To gather this set, we asked a small percentage of users whether they would donate some of their image files for us to improve our algorithms. We began by collecting a representative set of donated document images that match what users might upload, such as receipts, invoices, letters, etc. Our initial task was to see if we could even build a state of the art OCR system at all. We will take you through each of these steps in turn.
Perhaps the most important reason for building our own system is that it would give us more control over own destiny, and allow us to work on more innovative features in the future.

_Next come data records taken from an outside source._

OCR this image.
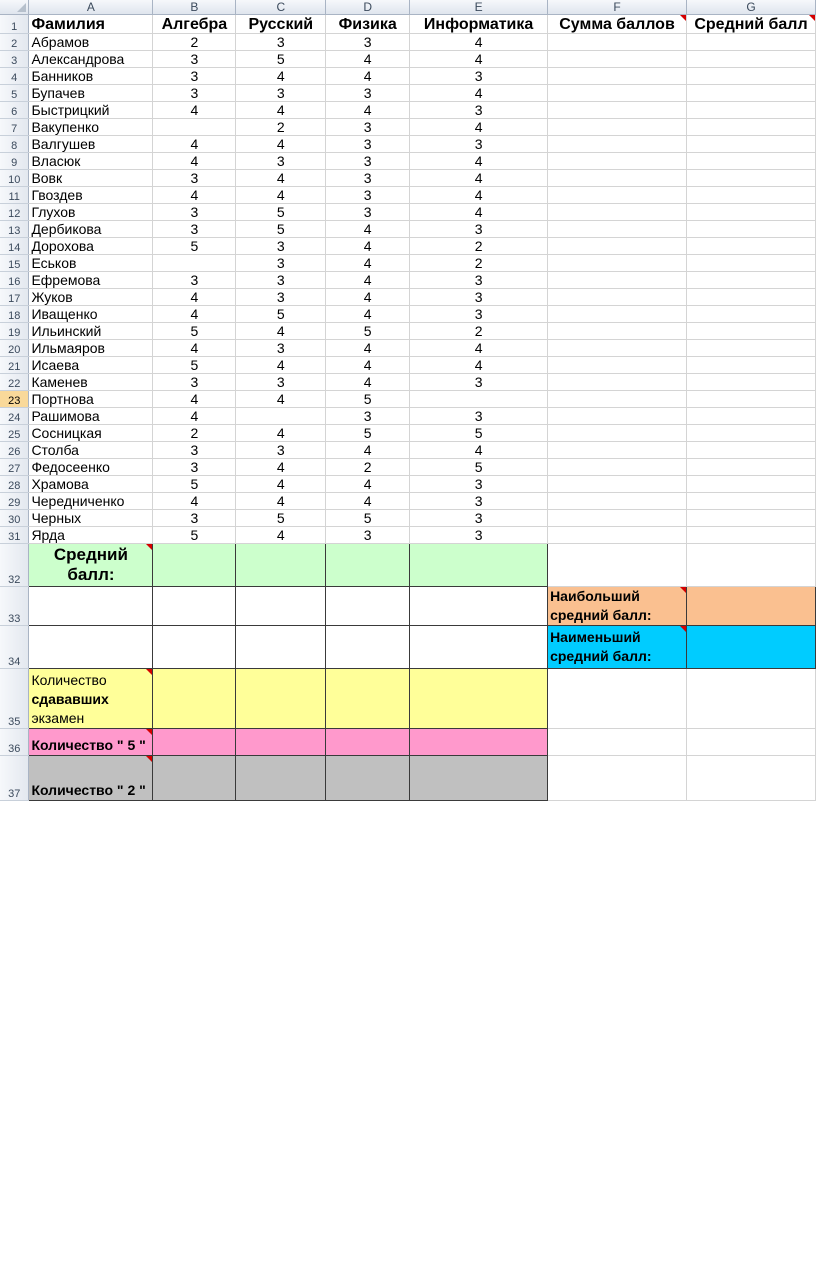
	A	B	C	D	E	F	G
1	Фамилия	Алгебра	Русский	Физика	Информатика	Сумма баллов	Средний балл

2	Абрамов	2	3	3	4		
3	Александрова	3	5	4	4		
4	Банников	3	4	4	3		
5	Бупачев	3	3	3	4		
6	Быстрицкий	4	4	4	3		
7	Вакупенко		2	3	4		
8	Валгушев	4	4	3	3		
9	Власюк	4	3	3	4		
10	Вовк	3	4	3	4		
11	Гвоздев	4	4	3	4		
12	Глухов	3	5	3	4		
13	Дербикова	3	5	4	3		
14	Дорохова	5	3	4	2		
15	Еськов		3	4	2		
16	Ефремова	3	3	4	3		
17	Жуков	4	3	4	3		
18	Иващенко	4	5	4	3		
19	Ильинский	5	4	5	2		
20	Ильмаяров	4	3	4	4		
21	Исаева	5	4	4	4		
22	Каменев	3	3	4	3		
23	Портнова	4	4	5			
24	Рашимова	4		3	3		
25	Сосницкая	2	4	5	5		
26	Столба	3	3	4	4		
27	Федосеенко	3	4	2	5		
28	Храмова	5	4	4	3		
29	Чередниченко	4	4	4	3		
30	Черных	3	5	5	3		
31	Ярда	5	4	3	3		
32	Средний балл:

33						Наибольший средний балл:

34						Наименьший средний балл:

35	Количество
сдававших
экзамен

36	Количество " 5 "

37	Количество " 2 "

OCR FONT COMMERCIAL USE HOW TO
The last few years has seen the successful application of deep learning to numerous problems in computer vision that have given us powerful new tools for tackling OCR without having to replicate the complex processing pipelines of the past, relying instead on large quantities of data to have the system automatically learn how to do many of the previously manually-designed steps. The process to build these OCR systems was very specialized and labor intensive, and the systems could generally only work with fairly constrained imagery from flat bed scanners. Most methods rely on binarization of the input image as an early stage, and this can be brittle and discards important cues. For example, one module might find lines of text, then the next module would find words and segment letters, then another module might apply different techniques to each piece of a character to figure out what the character is, etc.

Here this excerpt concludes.